Vim a conhecer A cor púrpura através do filme de Steven Spielberg, que, aliás, é muito bom. Confesso que não sou um grande apreciador de leituras de livros cujas adaptações cinematográficas eu já conheço. Porém, após ter lido O silêncio dos inocentes depois do filme, estou revendo minha posição a respeito: há algo no livro que faz a leitura valer a pena mesmo que você já conheça a história.

O romance em questão é de autoria de Alice Walker e foi trazido a público em 1982. Através de cartas escritas com a linguagem simplória e coloquial, a autora vai nos mostrando o árduo dia-a-dia de Celie, uma mulher negra cujo cruel marido ocupa-se em transformar-lhe a vida em um Inferno. As cartas são direcionadas a Deus, já que sua irmã, da qual se separou ainda criança (por interferência de seu marido, que lhe direcionava olhares lascivos), nunca lhe escreveu depois de ter ido embora.

Celie se casou com o “Sinhô” Albert, totalmente por arranjo de seu pai, que a negociou com uma impessoalidade repulsiva, sendo obrigada a assumiu as rédeas da casa de seu marido e tendo que ser esposa, dona de casa explorada e mãe de filhos de outro casamento de Albert. Os maus tratos que remontam a época passada em casa paterna, fizeram com que Celie não pudesse mais gerar descendentes.
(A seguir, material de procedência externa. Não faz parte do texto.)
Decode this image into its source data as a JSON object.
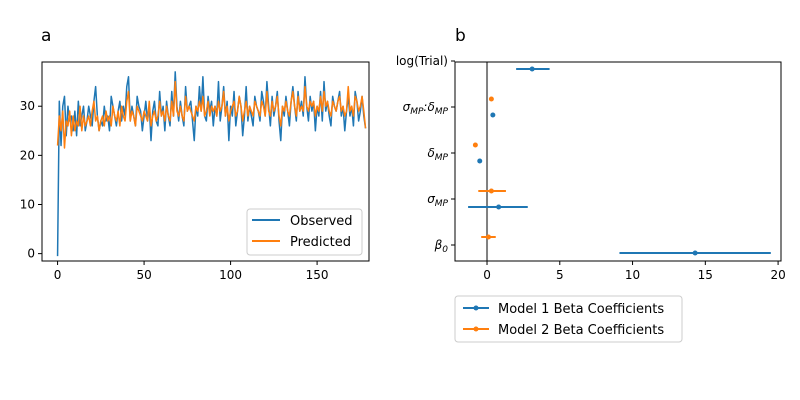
{
  "chart_data": [
    {
      "panel": "a",
      "type": "line",
      "title": "",
      "xlabel": "",
      "ylabel": "",
      "xlim": [
        -9,
        180
      ],
      "ylim": [
        -1.5,
        39
      ],
      "xticks": [
        0,
        50,
        100,
        150
      ],
      "yticks": [
        0,
        10,
        20,
        30
      ],
      "legend": {
        "position": "lower-right",
        "entries": [
          "Observed",
          "Predicted"
        ]
      },
      "series": [
        {
          "name": "Observed",
          "color": "#1f77b4",
          "x_start": 0,
          "values": [
            -0.5,
            31,
            22,
            30,
            32,
            24,
            30,
            27,
            28,
            25,
            29,
            24,
            31,
            26,
            28,
            30,
            25,
            27,
            30,
            28,
            26,
            31,
            34,
            28,
            25,
            27,
            26,
            30,
            27,
            28,
            25,
            32,
            30,
            28,
            26,
            29,
            31,
            27,
            30,
            28,
            34,
            36,
            27,
            30,
            28,
            26,
            32,
            30,
            29,
            25,
            28,
            31,
            27,
            30,
            23,
            29,
            31,
            27,
            26,
            33,
            28,
            30,
            25,
            31,
            28,
            26,
            33,
            28,
            37,
            30,
            27,
            31,
            28,
            26,
            34,
            29,
            30,
            31,
            27,
            23,
            30,
            28,
            34,
            29,
            36,
            28,
            27,
            32,
            29,
            31,
            26,
            30,
            28,
            35,
            27,
            30,
            34,
            28,
            31,
            23,
            30,
            28,
            33,
            26,
            29,
            32,
            30,
            24,
            28,
            34,
            27,
            30,
            28,
            26,
            32,
            30,
            29,
            27,
            33,
            31,
            28,
            35,
            30,
            26,
            32,
            28,
            30,
            33,
            27,
            23,
            30,
            28,
            32,
            29,
            26,
            31,
            34,
            30,
            27,
            33,
            29,
            31,
            28,
            36,
            30,
            27,
            32,
            29,
            31,
            25,
            30,
            28,
            33,
            27,
            35,
            29,
            31,
            28,
            26,
            32,
            30,
            29,
            31,
            33,
            28,
            30,
            25,
            29,
            32,
            28,
            30,
            26,
            33,
            31,
            27,
            29,
            32,
            28,
            25.5
          ]
        },
        {
          "name": "Predicted",
          "color": "#ff7f0e",
          "x_start": 0,
          "values": [
            22,
            28,
            25,
            29,
            21.5,
            27,
            26,
            29,
            24,
            28,
            25,
            27,
            26,
            30,
            25,
            28,
            26,
            27,
            28,
            26,
            29,
            31,
            27,
            28,
            25,
            27,
            28,
            26,
            29,
            27,
            28,
            26,
            30,
            28,
            27,
            29,
            26,
            30,
            28,
            27,
            31,
            33,
            27,
            29,
            28,
            26,
            30,
            29,
            28,
            27,
            29,
            28,
            27,
            31,
            26,
            28,
            29,
            27,
            28,
            31,
            28,
            29,
            27,
            30,
            28,
            27,
            31,
            28,
            35,
            29,
            28,
            30,
            28,
            27,
            32,
            29,
            30,
            29,
            28,
            27,
            30,
            29,
            31,
            29,
            32,
            28,
            29,
            31,
            28,
            30,
            29,
            30,
            28,
            31,
            29,
            30,
            33,
            28,
            30,
            27,
            29,
            30,
            31,
            28,
            29,
            32,
            30,
            27,
            29,
            31,
            28,
            30,
            29,
            28,
            31,
            30,
            29,
            28,
            31,
            30,
            28,
            33,
            29,
            28,
            31,
            29,
            30,
            32,
            28,
            26,
            30,
            29,
            31,
            29,
            28,
            31,
            33,
            30,
            28,
            32,
            29,
            30,
            29,
            34,
            30,
            29,
            31,
            30,
            31,
            28,
            30,
            29,
            32,
            29,
            33,
            30,
            31,
            29,
            28,
            31,
            30,
            29,
            31,
            32,
            29,
            30,
            28,
            29,
            34,
            29,
            30,
            28,
            32,
            31,
            29,
            30,
            32,
            29,
            25.5
          ]
        }
      ]
    },
    {
      "panel": "b",
      "type": "scatter",
      "subtype": "coefficient-plot",
      "title": "",
      "xlabel": "",
      "ylabel": "",
      "xlim": [
        -2.2,
        20.2
      ],
      "xticks": [
        0,
        5,
        10,
        15,
        20
      ],
      "categories": [
        "β0",
        "σMP",
        "δMP",
        "σMP:δMP",
        "log(Trial)"
      ],
      "reference_line_x": 0,
      "legend": {
        "position": "below",
        "entries": [
          "Model 1 Beta Coefficients",
          "Model 2 Beta Coefficients"
        ]
      },
      "series": [
        {
          "name": "Model 1 Beta Coefficients",
          "color": "#1f77b4",
          "points": [
            {
              "category": "β0",
              "estimate": 14.3,
              "ci": [
                9.1,
                19.5
              ]
            },
            {
              "category": "σMP",
              "estimate": 0.8,
              "ci": [
                -1.3,
                2.8
              ]
            },
            {
              "category": "δMP",
              "estimate": -0.5,
              "ci": [
                -0.6,
                -0.35
              ]
            },
            {
              "category": "σMP:δMP",
              "estimate": 0.4,
              "ci": [
                0.25,
                0.55
              ]
            },
            {
              "category": "log(Trial)",
              "estimate": 3.1,
              "ci": [
                2.0,
                4.3
              ]
            }
          ]
        },
        {
          "name": "Model 2 Beta Coefficients",
          "color": "#ff7f0e",
          "points": [
            {
              "category": "β0",
              "estimate": 0.1,
              "ci": [
                -0.4,
                0.6
              ]
            },
            {
              "category": "σMP",
              "estimate": 0.3,
              "ci": [
                -0.6,
                1.3
              ]
            },
            {
              "category": "δMP",
              "estimate": -0.8,
              "ci": [
                -0.85,
                -0.75
              ]
            },
            {
              "category": "σMP:δMP",
              "estimate": 0.3,
              "ci": [
                0.25,
                0.35
              ]
            },
            {
              "category": "log(Trial)",
              "estimate": null,
              "ci": null
            }
          ]
        }
      ]
    }
  ],
  "labels": {
    "panel_a": "a",
    "panel_b": "b"
  }
}
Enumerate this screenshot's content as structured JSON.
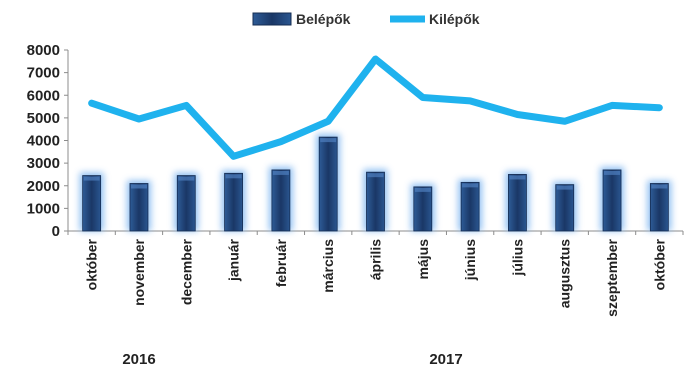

Se o filme consegue comover o espectador pela crueldade e o machismo com que “Sinhô” Albert trata Celie, o livro bota as palavras na boca dela, que narra a terrível trajetória de sua vida naquela casa, deixando o tom mais pessoal, fazendo com que Celie, na sua solidão, relate tudo como um diário e atinja em cheio o leitor. A naturalidade da submissão que ela assume em relação aos maus tratos e o requinte de indignidade que sofre, revoltam, pois parece que na ignorância Celie aceita àquilo tudo passivamente, aceitando a fatalidade de sua situação como algo inevitável.

Porém, abaixo daquela carapaça de submissão se encontram as brasas da resistência, que vão se reavivando conforme Celie vai convivendo com outras pessoas e descobrindo as coisas a partir de outros prismas. Docí Avery, a amante que “Sinhô” Albert traz para casa, com a maior naturalidade do mundo, se torna amiga de Celie e logo as duas passam a ser confidentes e depois até mesmo amantes.

A truculência de Albert varia conforme a freqüência dos encontros com Docí, o estranho triângulo formado vai tornando a consciência de Celie mais crítica e sua indignação vai crescendo pouco a pouco. Até mesmo a impetuosa Sofia, a mulher de Harpo (filho do “Sinhô” e enteado de Celie), que não deixa ninguém lhe bater, dá o exemplo a que Celie, para que essa veja que seu destino de escorraçada não é inexorável.

Alice Walker conseguiu construir uma história com uma narrativa não-convencional, que toca não em um, mas em vários pontos nevrálgicos, motivos de polêmicas; sendo que, embora não os desenvolva profundamente, os traz a tona e com eles estrutura uma sofrida história de vida. No livro há espaço para machismo, patriarcalismo, homossexualidade, drogas, racismo e a intrincada e delicada questão que rodeia a Libéria.

O romance consegue aglutinar todos esses pontos dentro da micro-história de Celie e dos eventos e pessoas que orbitam a sua volta (ou seria a história dela orbitando ao redor das outras?), pintando um retrato da espinhosa caminhada na luta pela dignidade e respeito. Celie é a personagem que aglutina todas as características sordidamente rechaçadas pelos vis preconceitos dentro do livro: é mulher, negra, esposa (dentro do sistema patriarcal encarnado por Albert). A conflituosidade presente no livro, reavivada a cada instante pelo temperamental comportamento de Albert, fazem com que a história cative o leitor, pela revolta contra a opressora realidade de Celie ou pela simpatia para com os oprimidos.